Já o segundo se refere à idéia de política. Carl Schmitt, o filósofo a quem me referi acima, define a política em termos de guerra. Dois lados, basicamente: amigos e inimigos. Ele pondera, no entanto, que não se trata meramente de qualquer inimigo: o alvo da política é o inimigo público, que oferece perigo à manutenção do Estado. Inimigos privados (digamos, o vizinho incômodo que bate nos filhos, na mulher, joga lixo na casa ao lado ou simplesmente torce pelo ABC, em vez do América) não são levados em conta. O mais curioso é um paradoxo: indivíduos amigos na vida privada eventualmente podem se tornar inimigos na esfera pública. (Jacques Derrida expõe detalhadamente esse paradoxo em “Políticas da Amizade”.) O objetivo da política é, finalmente, aniquilar o inimigo; inversamente, quando se neutraliza a figura do inimigo (como Schmitt alega existir na democracia parlamentar de cunho liberal), é a própria política que se perde. Pois bem: não seriam os protestantes inimigos públicos do Estado natalense, potiguar, brasileiro? A polícia, enquanto braço armado do Estado, serve duplamente: combater os inimigos (quaisquer inimigos – pacíficos ou não) e salvaguardar o interesse, se não de seus amigos, de um setor que se vale há muito tempo da negligência pública (que tem em seu sintoma principal a inexistência concreta de um edital de licitação) (1) no contexto do transporte coletivo: o SETURN.

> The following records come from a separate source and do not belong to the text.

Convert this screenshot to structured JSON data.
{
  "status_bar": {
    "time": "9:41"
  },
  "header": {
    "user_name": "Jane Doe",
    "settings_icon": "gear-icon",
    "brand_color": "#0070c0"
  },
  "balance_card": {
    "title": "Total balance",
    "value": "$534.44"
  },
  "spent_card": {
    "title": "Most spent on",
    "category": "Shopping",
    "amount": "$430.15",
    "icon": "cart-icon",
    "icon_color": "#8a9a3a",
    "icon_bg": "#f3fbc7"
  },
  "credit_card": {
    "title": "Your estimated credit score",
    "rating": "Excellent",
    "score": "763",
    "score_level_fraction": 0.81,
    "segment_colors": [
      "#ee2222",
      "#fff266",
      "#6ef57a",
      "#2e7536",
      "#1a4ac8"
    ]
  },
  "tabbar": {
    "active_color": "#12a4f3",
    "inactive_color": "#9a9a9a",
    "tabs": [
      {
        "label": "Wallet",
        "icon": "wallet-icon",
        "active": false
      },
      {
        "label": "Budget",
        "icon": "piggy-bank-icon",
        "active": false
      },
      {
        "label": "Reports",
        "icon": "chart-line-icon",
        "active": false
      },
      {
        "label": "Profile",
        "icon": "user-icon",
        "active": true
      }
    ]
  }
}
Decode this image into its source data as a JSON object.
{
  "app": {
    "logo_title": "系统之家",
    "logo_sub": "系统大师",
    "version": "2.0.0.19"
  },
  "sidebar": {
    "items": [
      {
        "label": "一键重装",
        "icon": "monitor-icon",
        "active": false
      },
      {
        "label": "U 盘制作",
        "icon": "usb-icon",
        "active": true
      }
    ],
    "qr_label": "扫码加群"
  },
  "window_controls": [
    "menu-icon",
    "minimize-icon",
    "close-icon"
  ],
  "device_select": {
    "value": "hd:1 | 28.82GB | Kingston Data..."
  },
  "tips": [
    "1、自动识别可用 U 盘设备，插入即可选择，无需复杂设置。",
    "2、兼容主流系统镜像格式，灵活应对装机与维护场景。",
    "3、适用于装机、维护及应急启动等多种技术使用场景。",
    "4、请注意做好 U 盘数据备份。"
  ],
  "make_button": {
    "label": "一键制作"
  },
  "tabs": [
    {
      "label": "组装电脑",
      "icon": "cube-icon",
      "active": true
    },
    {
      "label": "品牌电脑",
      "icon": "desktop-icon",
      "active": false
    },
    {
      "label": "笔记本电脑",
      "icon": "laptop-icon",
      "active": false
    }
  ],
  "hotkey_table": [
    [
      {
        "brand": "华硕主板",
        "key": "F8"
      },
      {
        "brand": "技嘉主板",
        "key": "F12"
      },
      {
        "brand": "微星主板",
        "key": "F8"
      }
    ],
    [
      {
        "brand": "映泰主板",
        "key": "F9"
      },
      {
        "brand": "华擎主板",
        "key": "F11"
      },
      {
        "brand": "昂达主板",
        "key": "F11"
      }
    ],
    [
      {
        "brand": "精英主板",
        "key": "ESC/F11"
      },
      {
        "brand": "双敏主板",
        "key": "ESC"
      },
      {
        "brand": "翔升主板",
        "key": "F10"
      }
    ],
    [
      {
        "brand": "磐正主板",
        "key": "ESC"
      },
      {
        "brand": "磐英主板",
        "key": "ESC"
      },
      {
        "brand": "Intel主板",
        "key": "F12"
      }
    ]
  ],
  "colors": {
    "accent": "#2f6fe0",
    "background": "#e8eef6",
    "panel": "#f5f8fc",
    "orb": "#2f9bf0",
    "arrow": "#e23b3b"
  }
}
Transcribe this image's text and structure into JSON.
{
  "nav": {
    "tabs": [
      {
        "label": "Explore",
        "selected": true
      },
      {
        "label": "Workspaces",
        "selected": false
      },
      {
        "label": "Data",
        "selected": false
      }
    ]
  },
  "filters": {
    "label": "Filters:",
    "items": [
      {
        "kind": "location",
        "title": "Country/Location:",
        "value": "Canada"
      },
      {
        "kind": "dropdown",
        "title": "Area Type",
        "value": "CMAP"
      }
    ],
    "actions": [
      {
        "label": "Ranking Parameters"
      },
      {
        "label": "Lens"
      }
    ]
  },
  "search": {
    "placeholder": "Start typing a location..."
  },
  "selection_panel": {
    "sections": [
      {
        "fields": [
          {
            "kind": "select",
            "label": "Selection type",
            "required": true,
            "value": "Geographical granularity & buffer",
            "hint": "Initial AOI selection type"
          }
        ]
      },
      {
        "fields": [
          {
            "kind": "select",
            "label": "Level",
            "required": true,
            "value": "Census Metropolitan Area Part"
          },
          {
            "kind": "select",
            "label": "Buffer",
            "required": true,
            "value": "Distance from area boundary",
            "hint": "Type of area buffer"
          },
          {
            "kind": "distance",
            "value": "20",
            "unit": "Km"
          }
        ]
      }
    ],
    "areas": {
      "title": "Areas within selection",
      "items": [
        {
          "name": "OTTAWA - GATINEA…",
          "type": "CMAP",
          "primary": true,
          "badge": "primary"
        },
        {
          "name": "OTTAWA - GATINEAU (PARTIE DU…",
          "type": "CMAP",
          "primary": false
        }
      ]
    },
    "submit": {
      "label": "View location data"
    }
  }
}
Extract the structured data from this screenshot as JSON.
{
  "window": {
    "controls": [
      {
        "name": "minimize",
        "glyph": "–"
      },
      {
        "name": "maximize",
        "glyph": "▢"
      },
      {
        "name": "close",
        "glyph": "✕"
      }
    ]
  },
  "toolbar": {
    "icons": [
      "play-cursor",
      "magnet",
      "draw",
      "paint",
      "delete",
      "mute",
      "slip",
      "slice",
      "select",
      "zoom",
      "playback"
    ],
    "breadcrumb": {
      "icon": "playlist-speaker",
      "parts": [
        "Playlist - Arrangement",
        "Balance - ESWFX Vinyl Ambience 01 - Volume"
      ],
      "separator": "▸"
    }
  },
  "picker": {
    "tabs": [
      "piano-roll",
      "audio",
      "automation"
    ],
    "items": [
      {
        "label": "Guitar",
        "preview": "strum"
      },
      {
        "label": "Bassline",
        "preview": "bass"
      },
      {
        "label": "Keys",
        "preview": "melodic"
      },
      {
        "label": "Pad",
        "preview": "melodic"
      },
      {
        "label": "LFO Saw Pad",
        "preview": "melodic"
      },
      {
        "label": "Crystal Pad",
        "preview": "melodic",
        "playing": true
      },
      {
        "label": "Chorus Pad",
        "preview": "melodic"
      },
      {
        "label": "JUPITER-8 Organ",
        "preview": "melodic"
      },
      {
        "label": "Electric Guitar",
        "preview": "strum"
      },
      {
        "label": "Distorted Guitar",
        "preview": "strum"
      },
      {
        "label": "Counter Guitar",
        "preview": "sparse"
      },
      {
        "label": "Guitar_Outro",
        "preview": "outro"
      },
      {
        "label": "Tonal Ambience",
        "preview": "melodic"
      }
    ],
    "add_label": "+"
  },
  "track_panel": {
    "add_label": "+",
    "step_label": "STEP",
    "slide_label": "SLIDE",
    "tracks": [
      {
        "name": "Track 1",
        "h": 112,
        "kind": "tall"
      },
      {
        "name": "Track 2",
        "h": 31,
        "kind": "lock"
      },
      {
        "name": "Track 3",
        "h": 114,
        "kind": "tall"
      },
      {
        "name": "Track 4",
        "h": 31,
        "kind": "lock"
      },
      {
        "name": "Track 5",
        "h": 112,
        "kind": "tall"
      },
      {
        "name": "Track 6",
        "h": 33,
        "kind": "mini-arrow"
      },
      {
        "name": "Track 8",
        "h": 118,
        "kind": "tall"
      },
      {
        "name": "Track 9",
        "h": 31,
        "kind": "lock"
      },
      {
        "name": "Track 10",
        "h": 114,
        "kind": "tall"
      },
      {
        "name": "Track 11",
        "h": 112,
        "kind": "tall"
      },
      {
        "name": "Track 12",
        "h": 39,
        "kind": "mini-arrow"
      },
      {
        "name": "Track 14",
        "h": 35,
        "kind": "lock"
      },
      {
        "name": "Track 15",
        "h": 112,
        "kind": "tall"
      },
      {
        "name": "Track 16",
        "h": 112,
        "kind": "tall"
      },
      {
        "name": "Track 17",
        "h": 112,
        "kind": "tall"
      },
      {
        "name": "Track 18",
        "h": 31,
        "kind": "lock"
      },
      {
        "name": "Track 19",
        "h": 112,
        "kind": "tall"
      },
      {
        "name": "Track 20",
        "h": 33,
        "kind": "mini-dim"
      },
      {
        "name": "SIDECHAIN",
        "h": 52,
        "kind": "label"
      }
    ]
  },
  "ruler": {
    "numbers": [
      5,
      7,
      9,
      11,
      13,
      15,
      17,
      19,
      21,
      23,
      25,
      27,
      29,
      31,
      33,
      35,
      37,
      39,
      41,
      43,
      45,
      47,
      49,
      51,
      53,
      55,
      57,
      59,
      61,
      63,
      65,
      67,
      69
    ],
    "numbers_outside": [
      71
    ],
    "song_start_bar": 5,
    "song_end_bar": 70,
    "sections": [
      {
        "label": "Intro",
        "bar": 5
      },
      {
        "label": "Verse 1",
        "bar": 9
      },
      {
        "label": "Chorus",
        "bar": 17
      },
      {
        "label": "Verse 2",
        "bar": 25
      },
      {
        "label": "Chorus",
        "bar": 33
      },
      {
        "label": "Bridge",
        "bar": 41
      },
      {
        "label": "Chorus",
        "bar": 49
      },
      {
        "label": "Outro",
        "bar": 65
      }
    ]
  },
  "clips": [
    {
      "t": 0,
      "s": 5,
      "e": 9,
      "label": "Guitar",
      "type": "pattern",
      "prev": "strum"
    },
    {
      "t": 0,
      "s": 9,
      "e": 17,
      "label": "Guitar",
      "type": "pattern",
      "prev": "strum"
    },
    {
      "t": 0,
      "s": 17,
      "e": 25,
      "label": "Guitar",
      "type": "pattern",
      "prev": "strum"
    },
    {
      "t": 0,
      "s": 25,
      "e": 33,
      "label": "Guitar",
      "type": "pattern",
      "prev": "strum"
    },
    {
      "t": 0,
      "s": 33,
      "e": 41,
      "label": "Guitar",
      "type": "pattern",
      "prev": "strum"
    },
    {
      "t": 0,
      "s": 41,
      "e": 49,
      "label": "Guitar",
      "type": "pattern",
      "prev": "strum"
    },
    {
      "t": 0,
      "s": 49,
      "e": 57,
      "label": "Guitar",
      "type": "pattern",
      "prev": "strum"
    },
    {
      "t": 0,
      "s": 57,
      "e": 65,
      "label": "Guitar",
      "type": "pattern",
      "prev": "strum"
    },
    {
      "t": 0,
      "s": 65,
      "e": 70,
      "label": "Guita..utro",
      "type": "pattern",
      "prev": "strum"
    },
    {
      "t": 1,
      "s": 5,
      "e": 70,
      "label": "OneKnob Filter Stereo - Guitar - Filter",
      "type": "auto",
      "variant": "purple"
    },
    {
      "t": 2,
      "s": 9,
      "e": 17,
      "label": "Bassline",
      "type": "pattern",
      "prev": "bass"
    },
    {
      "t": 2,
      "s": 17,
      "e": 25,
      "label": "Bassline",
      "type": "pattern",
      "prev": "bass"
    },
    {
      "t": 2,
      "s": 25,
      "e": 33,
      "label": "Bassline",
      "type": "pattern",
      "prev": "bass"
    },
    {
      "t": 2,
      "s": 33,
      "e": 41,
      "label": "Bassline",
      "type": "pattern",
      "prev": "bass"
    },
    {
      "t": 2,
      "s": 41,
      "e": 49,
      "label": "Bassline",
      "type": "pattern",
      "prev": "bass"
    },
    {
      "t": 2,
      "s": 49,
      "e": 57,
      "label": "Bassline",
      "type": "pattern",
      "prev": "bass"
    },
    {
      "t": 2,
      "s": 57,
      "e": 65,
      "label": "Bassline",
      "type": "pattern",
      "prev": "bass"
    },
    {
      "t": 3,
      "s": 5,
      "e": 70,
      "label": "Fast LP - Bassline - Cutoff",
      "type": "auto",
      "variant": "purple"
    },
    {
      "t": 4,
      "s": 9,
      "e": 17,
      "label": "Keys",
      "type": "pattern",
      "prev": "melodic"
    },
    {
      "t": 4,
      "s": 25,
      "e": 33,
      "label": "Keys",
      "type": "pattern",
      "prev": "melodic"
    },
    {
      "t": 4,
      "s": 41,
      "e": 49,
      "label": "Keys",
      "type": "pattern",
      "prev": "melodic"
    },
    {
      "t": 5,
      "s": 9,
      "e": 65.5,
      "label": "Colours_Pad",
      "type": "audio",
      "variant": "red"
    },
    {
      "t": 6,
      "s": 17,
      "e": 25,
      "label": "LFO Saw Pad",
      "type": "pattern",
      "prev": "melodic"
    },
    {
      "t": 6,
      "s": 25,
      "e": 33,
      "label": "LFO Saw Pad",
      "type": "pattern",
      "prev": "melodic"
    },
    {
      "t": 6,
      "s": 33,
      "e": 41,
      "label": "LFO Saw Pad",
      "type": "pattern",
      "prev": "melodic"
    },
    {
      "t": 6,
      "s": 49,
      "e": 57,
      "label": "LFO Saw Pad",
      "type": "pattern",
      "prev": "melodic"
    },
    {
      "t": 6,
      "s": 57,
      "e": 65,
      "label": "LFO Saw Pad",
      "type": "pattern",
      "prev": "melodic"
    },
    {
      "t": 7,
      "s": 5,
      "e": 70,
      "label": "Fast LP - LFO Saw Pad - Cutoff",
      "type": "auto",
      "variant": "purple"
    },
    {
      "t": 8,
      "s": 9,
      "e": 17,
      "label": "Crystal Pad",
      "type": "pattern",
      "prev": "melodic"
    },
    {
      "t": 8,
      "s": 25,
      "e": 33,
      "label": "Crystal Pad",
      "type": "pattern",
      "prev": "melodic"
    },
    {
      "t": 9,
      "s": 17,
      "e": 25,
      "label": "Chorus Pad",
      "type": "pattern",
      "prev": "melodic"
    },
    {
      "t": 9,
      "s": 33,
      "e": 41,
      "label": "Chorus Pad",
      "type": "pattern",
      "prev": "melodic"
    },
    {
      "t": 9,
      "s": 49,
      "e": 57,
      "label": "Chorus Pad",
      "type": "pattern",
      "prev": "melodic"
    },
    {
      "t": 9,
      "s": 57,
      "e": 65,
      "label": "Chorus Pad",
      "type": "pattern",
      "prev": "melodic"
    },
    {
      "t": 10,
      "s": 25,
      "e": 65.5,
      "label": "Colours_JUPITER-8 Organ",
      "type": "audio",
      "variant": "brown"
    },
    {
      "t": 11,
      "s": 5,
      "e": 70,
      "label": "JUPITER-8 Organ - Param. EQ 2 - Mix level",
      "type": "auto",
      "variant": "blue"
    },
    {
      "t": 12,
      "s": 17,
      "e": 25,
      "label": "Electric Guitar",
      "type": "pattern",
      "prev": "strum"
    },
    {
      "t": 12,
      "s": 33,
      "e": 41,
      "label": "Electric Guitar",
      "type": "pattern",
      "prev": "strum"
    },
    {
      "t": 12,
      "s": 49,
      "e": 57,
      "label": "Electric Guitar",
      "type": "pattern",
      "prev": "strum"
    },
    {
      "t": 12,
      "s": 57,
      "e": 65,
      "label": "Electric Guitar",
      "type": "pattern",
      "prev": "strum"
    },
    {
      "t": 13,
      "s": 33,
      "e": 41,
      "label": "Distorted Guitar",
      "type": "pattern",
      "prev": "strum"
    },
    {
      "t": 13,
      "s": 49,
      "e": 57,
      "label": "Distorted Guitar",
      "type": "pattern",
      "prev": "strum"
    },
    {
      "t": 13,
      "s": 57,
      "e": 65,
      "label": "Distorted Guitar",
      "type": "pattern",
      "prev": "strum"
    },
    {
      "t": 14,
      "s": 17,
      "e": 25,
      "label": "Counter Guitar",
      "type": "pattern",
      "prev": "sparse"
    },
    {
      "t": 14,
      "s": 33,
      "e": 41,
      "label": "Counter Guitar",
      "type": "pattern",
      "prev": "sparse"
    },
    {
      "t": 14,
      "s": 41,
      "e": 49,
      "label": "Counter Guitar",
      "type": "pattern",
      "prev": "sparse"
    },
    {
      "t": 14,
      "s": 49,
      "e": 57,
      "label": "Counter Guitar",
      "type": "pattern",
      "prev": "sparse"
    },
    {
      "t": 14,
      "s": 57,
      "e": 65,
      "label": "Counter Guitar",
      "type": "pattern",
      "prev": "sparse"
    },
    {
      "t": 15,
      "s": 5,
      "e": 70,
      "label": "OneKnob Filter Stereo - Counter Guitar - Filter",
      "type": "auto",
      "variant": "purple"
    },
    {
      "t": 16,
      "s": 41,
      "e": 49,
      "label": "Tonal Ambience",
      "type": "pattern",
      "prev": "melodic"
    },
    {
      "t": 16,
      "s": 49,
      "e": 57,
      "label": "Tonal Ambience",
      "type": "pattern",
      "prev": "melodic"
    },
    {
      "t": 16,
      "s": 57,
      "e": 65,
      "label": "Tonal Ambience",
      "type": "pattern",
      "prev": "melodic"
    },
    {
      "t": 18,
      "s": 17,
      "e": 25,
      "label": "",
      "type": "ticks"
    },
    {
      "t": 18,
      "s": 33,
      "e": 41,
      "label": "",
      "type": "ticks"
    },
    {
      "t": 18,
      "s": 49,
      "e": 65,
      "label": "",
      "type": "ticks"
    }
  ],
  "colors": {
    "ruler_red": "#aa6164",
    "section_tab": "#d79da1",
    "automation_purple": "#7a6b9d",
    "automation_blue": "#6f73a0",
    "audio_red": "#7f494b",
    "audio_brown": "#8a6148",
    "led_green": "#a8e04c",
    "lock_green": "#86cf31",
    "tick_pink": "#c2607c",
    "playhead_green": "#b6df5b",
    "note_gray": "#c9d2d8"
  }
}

Alguém pode contra-argumentar, afirmando que não se trata, por parte da polícia, de nenhum desses casos extremos (pelo menos no contexto do protesto que houve esta semana). Os policiais não quiseram matar ninguém, mesmo com a truculência com que trataram os revoltosos. Será que não? Um discurso de ódio espalhado tanto por fardados quanto civis me deixa seriamente cético. No calor da repressão, uma bala de borracha não mata fisicamente mas, simbolicamente, causa um estrago enorme, desde um inchaço na pele até a cegueira, quando o projétil infeliz alcança o globo ocular. E ainda vão me dizer: ora, não são todos os policiais que pensam assim; eles realmente desejam cumprir com a manutenção do Estado de direito, da ordem e assim por diante, e alguns mesmo chegam a ser simpático à causa da Revolta do Busão. Mas meu foco aqui, desde o início, não foi nem de longe esses indivíduos, favoráveis ou contrários. A força da polícia enquanto braço armado do Estado depende essencialmente de sua força enquanto instituição legal, não enquanto massa de indivíduos (ainda que ligados por objetivos comuns). Seu duplo aspecto – fundadora e mantenedora do direito – constitui não só um empecilho aos protestantes da Revolta do Busão; é um paradoxo delicado (há algum paradoxo que não o seja?) que constitui a própria instituição, mais do que simplesmente caracterizá-la. Daí a que a polícia saia tratando qualquer um como amigo ou inimigo (na definição schmittiana que expus acima, não nos esqueçamos), é só um passo.

(1) Carlos Eduardo prometeu, em duas semanas, encaminhar o processo de licitação à Câmara dos Vereadores. Vamos aguardar (e fiscalizar) o que acontece.